Die nächsten Minuten zogen an ihm vorbei, während er die Unterlagen studierte und immer wieder fassungslos den Kopf schüttelte. »Chef, Ihr nächster Termin ist …«
»Jetzt nicht!«, blaffte er Sina an, die sich daraufhin zurückzog und die Bürotür, die meist offenstand, hinter sich zuzog. Er musste sich sammeln, stellte sich deshalb vors Fenster und atmete einige Male tief durch. Was hatte der Typ sich dabei gedacht? Die Frage war rhetorisch gemeint, denn alles, was dieser Mistkerl neuerdings machte, musste man doppelt und dreifach kontrollieren, weil man nie sicher sein konnte, was seine Beweggründe waren. Kramer dachte einfach gar nicht nach, bevor er etwas tat, zumindest kam es ihm so vor.
Marc bewegte seinen Kopf nach links und nach rechts, ließ Gelenke knacken, ehe er die Sprechanlage zu Sina betätigte. »Sina, holst du bitte Alexander her? Es eilt!«
»Wird erledigt«, erwiderte Sina.
Einen Entschluss gefasst, setzte er sich hin und wartete.
»Marc?«, fragte Alexander, als er wie immer, ohne zu klopfen, sein Büro betrat. Nicht, dass er sowieso schon reichlich gut gelaunt gewesen war, dieser Vollpfosten schaffte es immer wieder, ihn selbst in ruhigen Momenten aus der Fassung zu bringen, wobei er aktuell meilenweit von ruhig entfernt war.
Marc warf Beckers Unterlagen quer über den Tisch, sodass sie knapp vor der Kante liegen blieben, dann überschlug er die Arme und wartete seine Reaktion ab. Arme überschlagen war im Übrigen eine sehr gute Idee, so waren die Körperteile, mit denen er ihm Schmerzen zufügen konnte, erst mal verhindert und er kam nicht in Versuchung, ihm direkt eine reinzuknallen.

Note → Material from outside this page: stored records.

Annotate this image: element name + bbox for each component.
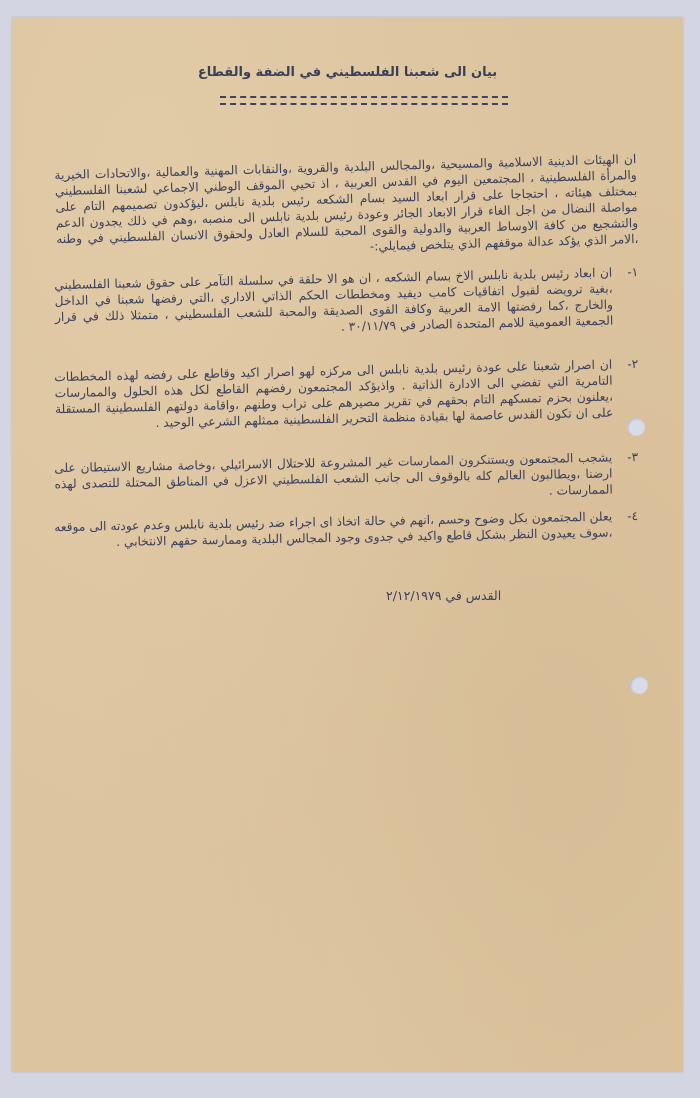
intro-paragraph: ان الهيئات الدينية الاسلامية والمسيحية ،… — [54, 151, 638, 263]
document-page: بيان الى شعبنا الفلسطيني في الضفة والقطا… — [12, 17, 683, 1072]
numbered-item: ٢- ان اصرار شعبنا على عودة رئيس بلدية نا… — [54, 356, 639, 433]
title-separator-rule — [220, 96, 508, 105]
numbered-item: ٣- يشجب المجتمعون ويستنكرون الممارسات غي… — [54, 449, 639, 508]
punch-hole — [627, 418, 645, 436]
item-text: ان اصرار شعبنا على عودة رئيس بلدية نابلس… — [54, 357, 613, 434]
punch-hole — [630, 676, 648, 694]
item-text: ان ابعاد رئيس بلدية نابلس الاخ بسام الشك… — [54, 265, 613, 342]
item-text: يعلن المجتمعون بكل وضوح وحسم ،انهم في حا… — [54, 508, 613, 551]
place-and-date: القدس في ٢/١٢/١٩٧٩ — [386, 588, 501, 603]
item-number: ٤- — [612, 508, 639, 540]
numbered-item: ٤- يعلن المجتمعون بكل وضوح وحسم ،انهم في… — [54, 508, 639, 551]
item-number: ٢- — [612, 356, 639, 421]
document-title: بيان الى شعبنا الفلسطيني في الضفة والقطا… — [12, 65, 683, 80]
item-number: ٣- — [612, 449, 639, 497]
item-text: يشجب المجتمعون ويستنكرون الممارسات غير ا… — [54, 449, 613, 508]
item-number: ١- — [612, 264, 639, 329]
numbered-item: ١- ان ابعاد رئيس بلدية نابلس الاخ بسام ا… — [54, 264, 639, 341]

»Marc …«, setzte er an, den Blick auf die Unterlagen gerichtet. Mit einem Mal wirkte er fahl, seine Gesichtsfarbe war gewichen. Marcs Augen fokussierten ihn und nahmen das Unbehagen, welches er ausstrahlte, wahr. Jede Faser seines eigenen Körpers war angespannt und durstig nach der Erklärung, die er ihm gleich abliefern würde. Er erwartete eine bombastische Begründung für sein Verhalten, denn alles andere wäre unzureichend. Na gut, wenn Marc ehrlich war, konnte ihn bei dieser Faktenlage vermutlich gar nichts besänftigen.

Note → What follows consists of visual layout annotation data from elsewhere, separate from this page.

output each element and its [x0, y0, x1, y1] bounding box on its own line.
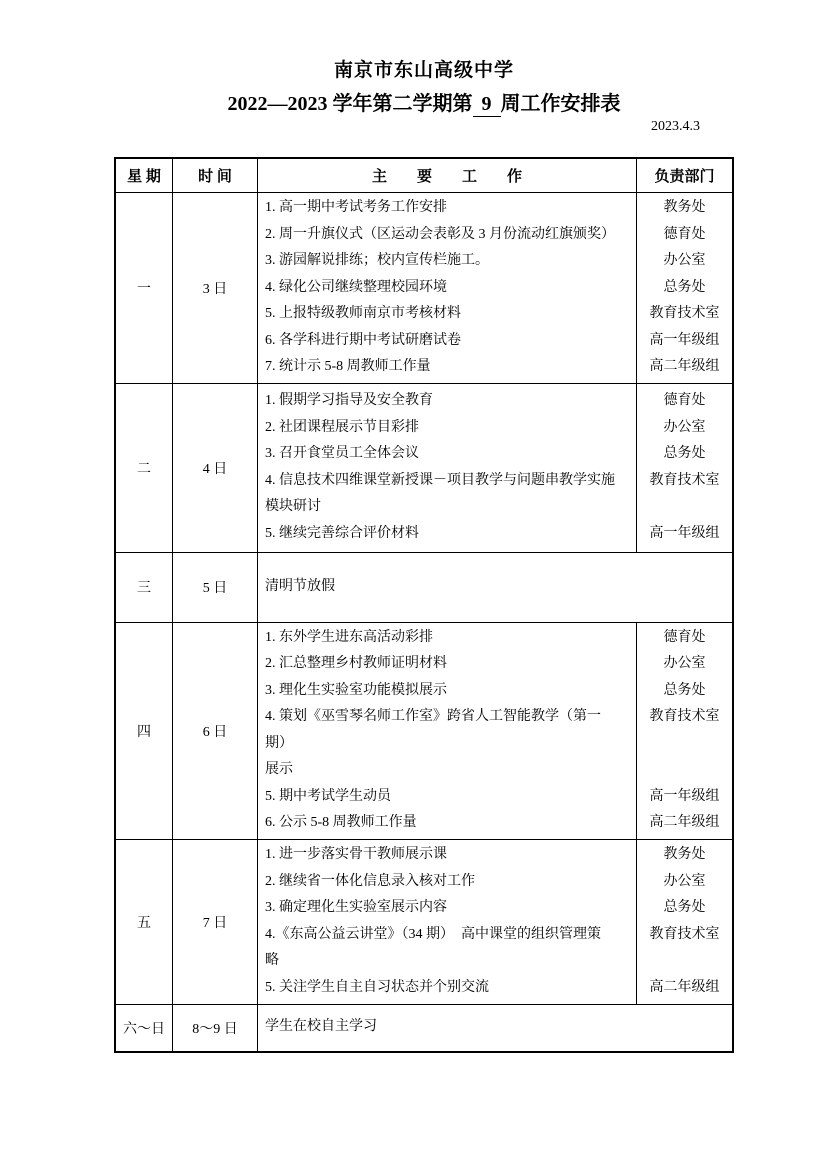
work-item-text: 清明节放假 [258, 574, 732, 601]
table-row-wednesday: 三 5 日 清明节放假 [116, 552, 732, 622]
subtitle-prefix: 2022—2023 学年第二学期第 [228, 93, 473, 115]
time-cell: 3 日 [173, 193, 258, 383]
table-row-thursday: 四 6 日 1. 东外学生进东高活动彩排 德育处 2. 汇总整理乡村教师证明材料… [116, 622, 732, 839]
work-item: 2. 汇总整理乡村教师证明材料 办公室 [258, 651, 732, 678]
work-item: 1. 假期学习指导及安全教育 德育处 [258, 388, 732, 415]
department-label: 高一年级组 [637, 784, 732, 811]
work-item-text: 3. 理化生实验室功能模拟展示 [258, 678, 637, 705]
work-item-text: 2. 社团课程展示节目彩排 [258, 415, 637, 442]
time-cell: 8～9 日 [173, 1005, 258, 1051]
header-time: 时 间 [173, 159, 258, 192]
document-subtitle: 2022—2023 学年第二学期第9周工作安排表 [114, 90, 734, 118]
work-items-cell: 1. 东外学生进东高活动彩排 德育处 2. 汇总整理乡村教师证明材料 办公室 3… [258, 623, 732, 839]
department-label: 高一年级组 [637, 521, 732, 548]
work-item-text: 4. 策划《巫雪琴名师工作室》跨省人工智能教学（第一期） 展示 [258, 704, 637, 784]
department-label: 德育处 [637, 222, 732, 249]
work-item-text: 学生在校自主学习 [258, 1014, 732, 1041]
work-item: 3. 召开食堂员工全体会议 总务处 [258, 441, 732, 468]
subtitle-suffix: 周工作安排表 [501, 93, 621, 115]
work-item-text: 4.《东高公益云讲堂》（34 期） 高中课堂的组织管理策 略 [258, 922, 637, 975]
work-item: 2. 社团课程展示节目彩排 办公室 [258, 415, 732, 442]
work-item: 4. 策划《巫雪琴名师工作室》跨省人工智能教学（第一期） 展示 教育技术室 [258, 704, 732, 784]
work-item-text: 1. 高一期中考试考务工作安排 [258, 195, 637, 222]
department-label: 高二年级组 [637, 975, 732, 1002]
department-label: 教育技术室 [637, 922, 732, 949]
department-label: 总务处 [637, 895, 732, 922]
work-item: 3. 理化生实验室功能模拟展示 总务处 [258, 678, 732, 705]
table-header-row: 星 期 时 间 主 要 工 作 负责部门 [116, 159, 732, 192]
work-item: 5. 上报特级教师南京市考核材料 教育技术室 [258, 301, 732, 328]
work-item: 3. 游园解说排练；校内宣传栏施工。 办公室 [258, 248, 732, 275]
department-label: 高二年级组 [637, 810, 732, 837]
work-item-text: 3. 游园解说排练；校内宣传栏施工。 [258, 248, 637, 275]
document-body: 南京市东山高级中学 2022—2023 学年第二学期第9周工作安排表 2023.… [114, 0, 734, 1053]
work-item: 6. 各学科进行期中考试研磨试卷 高一年级组 [258, 328, 732, 355]
table-row-monday: 一 3 日 1. 高一期中考试考务工作安排 教务处 2. 周一升旗仪式（区运动会… [116, 192, 732, 383]
work-item-text: 5. 上报特级教师南京市考核材料 [258, 301, 637, 328]
work-item-text: 6. 公示 5-8 周教师工作量 [258, 810, 637, 837]
work-item: 清明节放假 [258, 574, 732, 601]
weekday-cell: 五 [116, 840, 173, 1004]
work-item: 5. 期中考试学生动员 高一年级组 [258, 784, 732, 811]
work-item: 5. 关注学生自主自习状态并个别交流 高二年级组 [258, 975, 732, 1002]
department-label: 办公室 [637, 651, 732, 678]
work-items-cell: 清明节放假 [258, 553, 732, 622]
work-items-cell: 1. 高一期中考试考务工作安排 教务处 2. 周一升旗仪式（区运动会表彰及 3 … [258, 193, 732, 383]
table-row-weekend: 六～日 8～9 日 学生在校自主学习 [116, 1004, 732, 1051]
department-label: 办公室 [637, 248, 732, 275]
week-number: 9 [473, 92, 501, 117]
work-item: 4. 绿化公司继续整理校园环境 总务处 [258, 275, 732, 302]
work-item-text: 1. 进一步落实骨干教师展示课 [258, 842, 637, 869]
work-item: 4.《东高公益云讲堂》（34 期） 高中课堂的组织管理策 略 教育技术室 [258, 922, 732, 975]
table-row-tuesday: 二 4 日 1. 假期学习指导及安全教育 德育处 2. 社团课程展示节目彩排 办… [116, 383, 732, 552]
weekday-cell: 三 [116, 553, 173, 622]
department-label: 总务处 [637, 441, 732, 468]
work-item-text: 5. 关注学生自主自习状态并个别交流 [258, 975, 637, 1002]
document-date: 2023.4.3 [114, 118, 734, 136]
work-item: 2. 周一升旗仪式（区运动会表彰及 3 月份流动红旗颁奖） 德育处 [258, 222, 732, 249]
department-label: 总务处 [637, 275, 732, 302]
header-main-work: 主 要 工 作 [258, 159, 637, 192]
weekday-cell: 六～日 [116, 1005, 173, 1051]
department-label: 高二年级组 [637, 354, 732, 381]
work-item: 1. 进一步落实骨干教师展示课 教务处 [258, 842, 732, 869]
department-label: 办公室 [637, 869, 732, 896]
department-label: 教育技术室 [637, 704, 732, 731]
time-cell: 6 日 [173, 623, 258, 839]
time-cell: 7 日 [173, 840, 258, 1004]
weekday-cell: 二 [116, 384, 173, 552]
department-label: 教务处 [637, 842, 732, 869]
weekday-cell: 一 [116, 193, 173, 383]
weekday-cell: 四 [116, 623, 173, 839]
document-page: 南京市东山高级中学 2022—2023 学年第二学期第9周工作安排表 2023.… [0, 0, 827, 1170]
work-item: 6. 公示 5-8 周教师工作量 高二年级组 [258, 810, 732, 837]
work-item-text: 4. 信息技术四维课堂新授课－项目教学与问题串教学实施 模块研讨 [258, 468, 637, 521]
work-item: 5. 继续完善综合评价材料 高一年级组 [258, 521, 732, 548]
time-cell: 4 日 [173, 384, 258, 552]
school-title: 南京市东山高级中学 [114, 58, 734, 84]
time-cell: 5 日 [173, 553, 258, 622]
work-item-text: 5. 期中考试学生动员 [258, 784, 637, 811]
work-item: 2. 继续省一体化信息录入核对工作 办公室 [258, 869, 732, 896]
table-row-friday: 五 7 日 1. 进一步落实骨干教师展示课 教务处 2. 继续省一体化信息录入核… [116, 839, 732, 1004]
department-label: 教务处 [637, 195, 732, 222]
work-item-text: 3. 确定理化生实验室展示内容 [258, 895, 637, 922]
department-label: 德育处 [637, 388, 732, 415]
department-label: 教育技术室 [637, 301, 732, 328]
work-items-cell: 学生在校自主学习 [258, 1005, 732, 1051]
department-label: 办公室 [637, 415, 732, 442]
work-item-text: 2. 汇总整理乡村教师证明材料 [258, 651, 637, 678]
work-item-text: 6. 各学科进行期中考试研磨试卷 [258, 328, 637, 355]
work-items-cell: 1. 假期学习指导及安全教育 德育处 2. 社团课程展示节目彩排 办公室 3. … [258, 384, 732, 552]
work-item: 学生在校自主学习 [258, 1014, 732, 1041]
work-item: 1. 东外学生进东高活动彩排 德育处 [258, 625, 732, 652]
department-label: 德育处 [637, 625, 732, 652]
work-item-text: 7. 统计示 5-8 周教师工作量 [258, 354, 637, 381]
header-department: 负责部门 [637, 159, 732, 192]
work-item-text: 2. 周一升旗仪式（区运动会表彰及 3 月份流动红旗颁奖） [258, 222, 637, 249]
work-item: 7. 统计示 5-8 周教师工作量 高二年级组 [258, 354, 732, 381]
header-week: 星 期 [116, 159, 173, 192]
work-item-text: 2. 继续省一体化信息录入核对工作 [258, 869, 637, 896]
work-item-text: 5. 继续完善综合评价材料 [258, 521, 637, 548]
department-label: 总务处 [637, 678, 732, 705]
work-item-text: 3. 召开食堂员工全体会议 [258, 441, 637, 468]
work-item: 4. 信息技术四维课堂新授课－项目教学与问题串教学实施 模块研讨 教育技术室 [258, 468, 732, 521]
work-item: 1. 高一期中考试考务工作安排 教务处 [258, 195, 732, 222]
work-items-cell: 1. 进一步落实骨干教师展示课 教务处 2. 继续省一体化信息录入核对工作 办公… [258, 840, 732, 1004]
work-item-text: 1. 假期学习指导及安全教育 [258, 388, 637, 415]
work-item: 3. 确定理化生实验室展示内容 总务处 [258, 895, 732, 922]
department-label: 高一年级组 [637, 328, 732, 355]
work-item-text: 4. 绿化公司继续整理校园环境 [258, 275, 637, 302]
work-item-text: 1. 东外学生进东高活动彩排 [258, 625, 637, 652]
department-label: 教育技术室 [637, 468, 732, 495]
work-schedule-table: 星 期 时 间 主 要 工 作 负责部门 一 3 日 1. 高一期中考试考务工作… [114, 157, 734, 1053]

Alexander begann ganz unbewusst, seine Finger zu einer Faust zu ballen und machte dabei eine pumpende Bewegung. Nicht eine jener, die einem Angst einjagen sollten, sondern eine, bei der man genau wusste, dass derjenige nervös und verunsichert war. Das war Alexanders Spezialgebiet. Entweder pumpte er mit den Händen oder er zog seine Lippen minimal auseinander, was so viel zum Ausdruck bringen sollte wie: Shit! Erwischt!